続く「会社の命令であれこれ回されてきたあげくに「もう能力的にはゼロなんですよ」が通用するかという話になると、それはなかなか難しかろうとも思われる」に関しては、定年前は格別定年後については私は十分通用するし当然に通用すると考えています。「会社の命令であれこれ回されてきたあげく」定年を迎えるわけであって、それまでの分はそこで退職金も受け取っていったん清算して「会社の命令であれこれ回され」たことの落とし前がついたうえで退職するわけです。そして、希望すれば新たな労働条件、新たな職務で再雇用され、65歳まで継続雇用される。もちろん、この新たな労働条件、新たな職務の提示まで「もう能力的にはゼロなんですよ」だからしませんというのは、それは(企業としては苦心するところですが)「なかなか難しかろうと」私も思います。しかし、定年後再雇用の新たな雇用契約は多くの場合hamachan先生のいわゆるジョブ型の有期契約であり、当該ジョブを遂行する能力を喪失する/事業縮小などで当該ジョブが消失するといった場合には当然に雇い止めもありうるものでしょう。定年前までの人事管理を定年後再雇用においても引きずるのだとすれば、それはまさに審議会の部会でも繰り返し議論された「定年延長となにが違うんだ」という根幹の部分にかかわってくるわけですし、再雇用後は定年前とは切れたジョブ型雇用になるからこそ「代替は主に非正規雇用との間で発生し若年正社員就職への影響は軽微」という議論もされていたわけですし。まあこのあたり人事制度や再雇用制度がどういう設計になっているかによりますので、企業もそれを慎重に検討する必要があると思います。
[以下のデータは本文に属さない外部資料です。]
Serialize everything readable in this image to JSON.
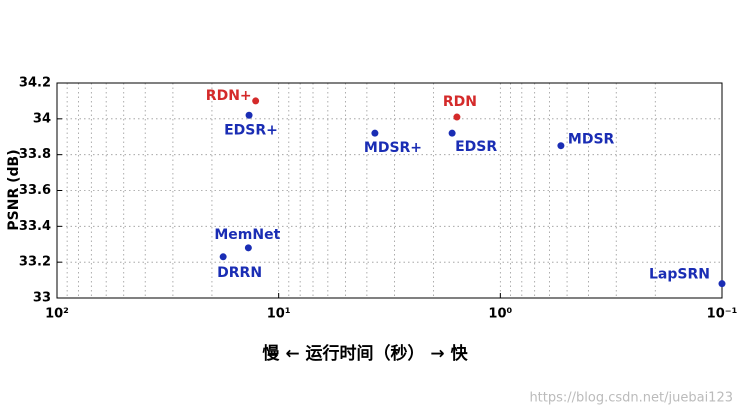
{
  "chart_data": {
    "type": "scatter",
    "ylabel": "PSNR (dB)",
    "xlabel": "慢 ← 运行时间（秒） → 快",
    "watermark": "https://blog.csdn.net/juebai123",
    "labels": [
      "RDN+",
      "EDSR+",
      "MDSR+",
      "RDN",
      "EDSR",
      "MDSR",
      "MemNet",
      "DRRN",
      "LapSRN"
    ],
    "x": [
      12.7,
      13.6,
      3.68,
      1.57,
      1.65,
      0.533,
      13.7,
      17.8,
      0.1
    ],
    "y": [
      34.1,
      34.02,
      33.92,
      34.01,
      33.92,
      33.85,
      33.28,
      33.23,
      33.08
    ],
    "colors": [
      "#d42a2a",
      "#1a2db4",
      "#1a2db4",
      "#d42a2a",
      "#1a2db4",
      "#1a2db4",
      "#1a2db4",
      "#1a2db4",
      "#1a2db4"
    ],
    "xscale": "log",
    "xlim": [
      100,
      0.1
    ],
    "xticks": [
      {
        "value": 100,
        "label": "10²"
      },
      {
        "value": 10,
        "label": "10¹"
      },
      {
        "value": 1,
        "label": "10⁰"
      },
      {
        "value": 0.1,
        "label": "10⁻¹"
      }
    ],
    "ylim": [
      33,
      34.2
    ],
    "yticks": [
      33,
      33.2,
      33.4,
      33.6,
      33.8,
      34,
      34.2
    ],
    "grid": true
  }
}
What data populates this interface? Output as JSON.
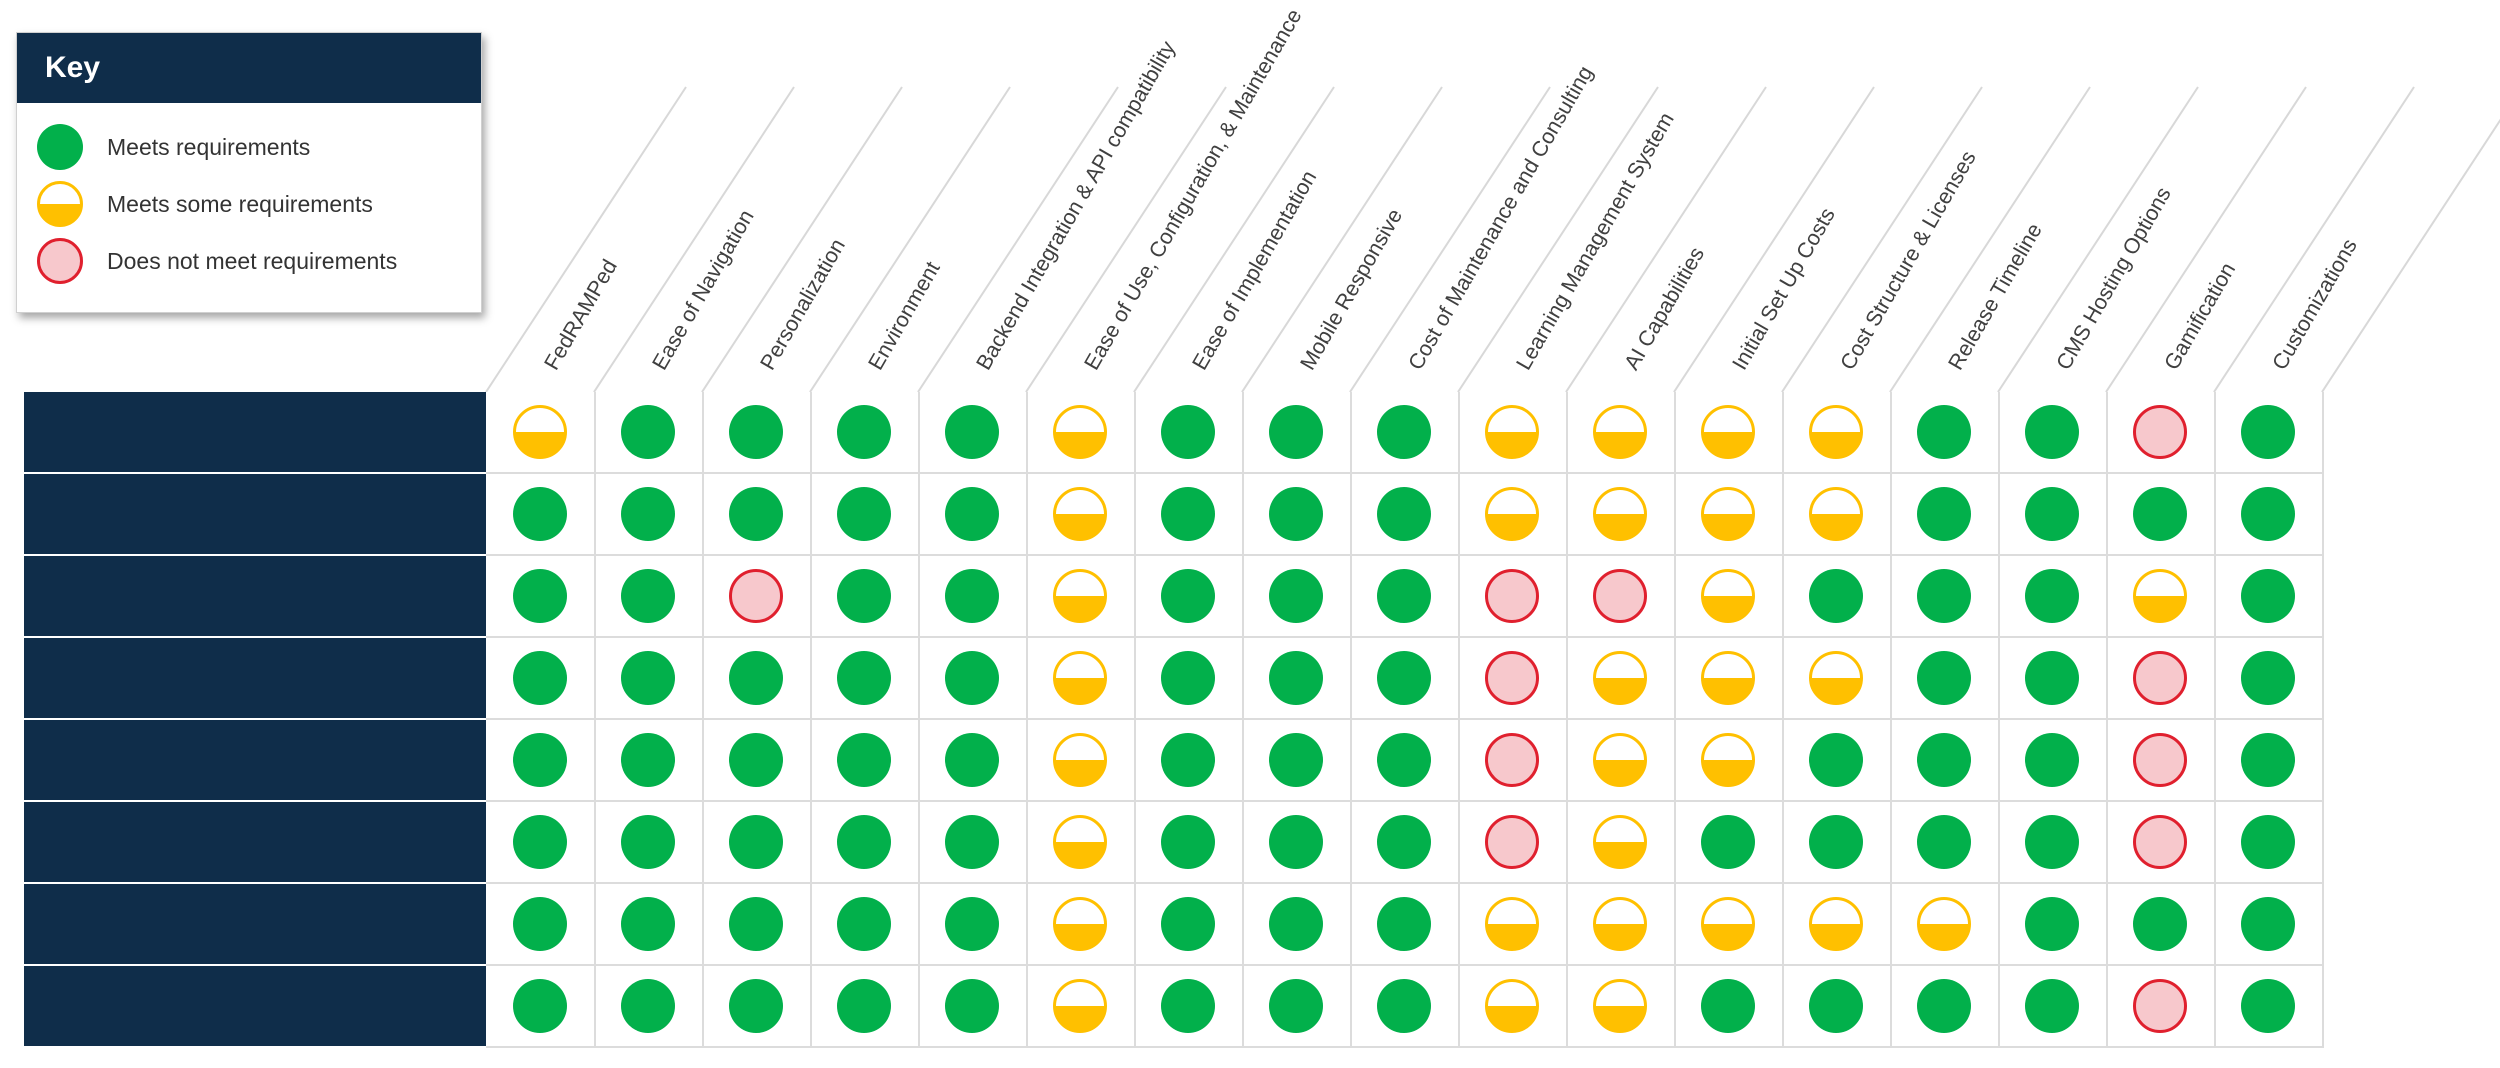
{
  "key": {
    "title": "Key",
    "items": [
      {
        "status": "meets",
        "label": "Meets requirements"
      },
      {
        "status": "some",
        "label": "Meets some requirements"
      },
      {
        "status": "none",
        "label": "Does not meet requirements"
      }
    ]
  },
  "colors": {
    "navy": "#0f2d4a",
    "green": "#02b04b",
    "yellow": "#ffc000",
    "red": "#e0202e",
    "pink": "#f7c8cc"
  },
  "columns": [
    "FedRAMPed",
    "Ease of Navigation",
    "Personalization",
    "Environment",
    "Backend Integration & API compatibility",
    "Ease of Use, Configuration, & Maintenance",
    "Ease of Implementation",
    "Mobile Responsive",
    "Cost of Maintenance and Consulting",
    "Learning Management System",
    "AI Capabilities",
    "Initial Set Up Costs",
    "Cost Structure & Licenses",
    "Release Timeline",
    "CMS Hosting Options",
    "Gamification",
    "Customizations"
  ],
  "rows": [
    [
      "some",
      "meets",
      "meets",
      "meets",
      "meets",
      "some",
      "meets",
      "meets",
      "meets",
      "some",
      "some",
      "some",
      "some",
      "meets",
      "meets",
      "none",
      "meets"
    ],
    [
      "meets",
      "meets",
      "meets",
      "meets",
      "meets",
      "some",
      "meets",
      "meets",
      "meets",
      "some",
      "some",
      "some",
      "some",
      "meets",
      "meets",
      "meets",
      "meets"
    ],
    [
      "meets",
      "meets",
      "none",
      "meets",
      "meets",
      "some",
      "meets",
      "meets",
      "meets",
      "none",
      "none",
      "some",
      "meets",
      "meets",
      "meets",
      "some",
      "meets"
    ],
    [
      "meets",
      "meets",
      "meets",
      "meets",
      "meets",
      "some",
      "meets",
      "meets",
      "meets",
      "none",
      "some",
      "some",
      "some",
      "meets",
      "meets",
      "none",
      "meets"
    ],
    [
      "meets",
      "meets",
      "meets",
      "meets",
      "meets",
      "some",
      "meets",
      "meets",
      "meets",
      "none",
      "some",
      "some",
      "meets",
      "meets",
      "meets",
      "none",
      "meets"
    ],
    [
      "meets",
      "meets",
      "meets",
      "meets",
      "meets",
      "some",
      "meets",
      "meets",
      "meets",
      "none",
      "some",
      "meets",
      "meets",
      "meets",
      "meets",
      "none",
      "meets"
    ],
    [
      "meets",
      "meets",
      "meets",
      "meets",
      "meets",
      "some",
      "meets",
      "meets",
      "meets",
      "some",
      "some",
      "some",
      "some",
      "some",
      "meets",
      "meets",
      "meets"
    ],
    [
      "meets",
      "meets",
      "meets",
      "meets",
      "meets",
      "some",
      "meets",
      "meets",
      "meets",
      "some",
      "some",
      "meets",
      "meets",
      "meets",
      "meets",
      "none",
      "meets"
    ]
  ]
}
最後の「覚悟だけの問題じゃない」については、60歳以前に解雇する覚悟という話とはかなり距離があるだろうなと思うのは上で書いたとおりですが、定年時についてはすでに清算が済んでいるので別問題です。もちろん難しかろうと思いますが、「能力的にゼロ」だから、あるいは別の理由もあるでしょうが、再就労を提示しないことはできるし、それが合理的で相当な場合もあるはずです。争いになるかならないか、なった場合にどういう結論になるかということも考えたうえで再就労を提示しないというチョイスは当然ありうるもので、ここは覚悟といえば覚悟の問題かもしれません。
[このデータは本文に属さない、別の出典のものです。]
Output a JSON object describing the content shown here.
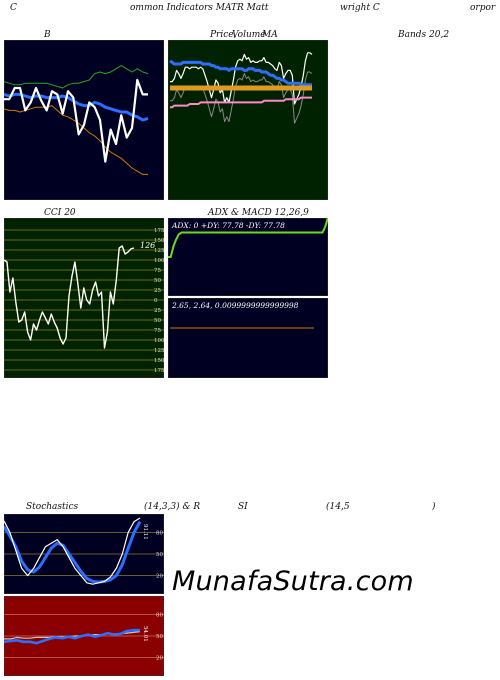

その観点から今回の法改正を評価すれば、改正前は労使の覚悟の問題だったのに対し、改正後は使用者だけの覚悟が問われるようになったということではないでしょうか。そう考えると、以前は企業が労組を一種の「共犯関係」に巻き込んでいたところ労組がそれを解消したというのが今回の法改正だったのかもしれません。上で書いたようにその気持ちはわかりますし、いっぽうで私などはそれをとらえて逃げるのかなどと申し上げて各方面の顰蹙を買ったわけですが、しかし労組として制度的な関与の保障を捨てて使用者のフリーハンドに任せることが本当によかったのかということは私は今も疑問に思っています。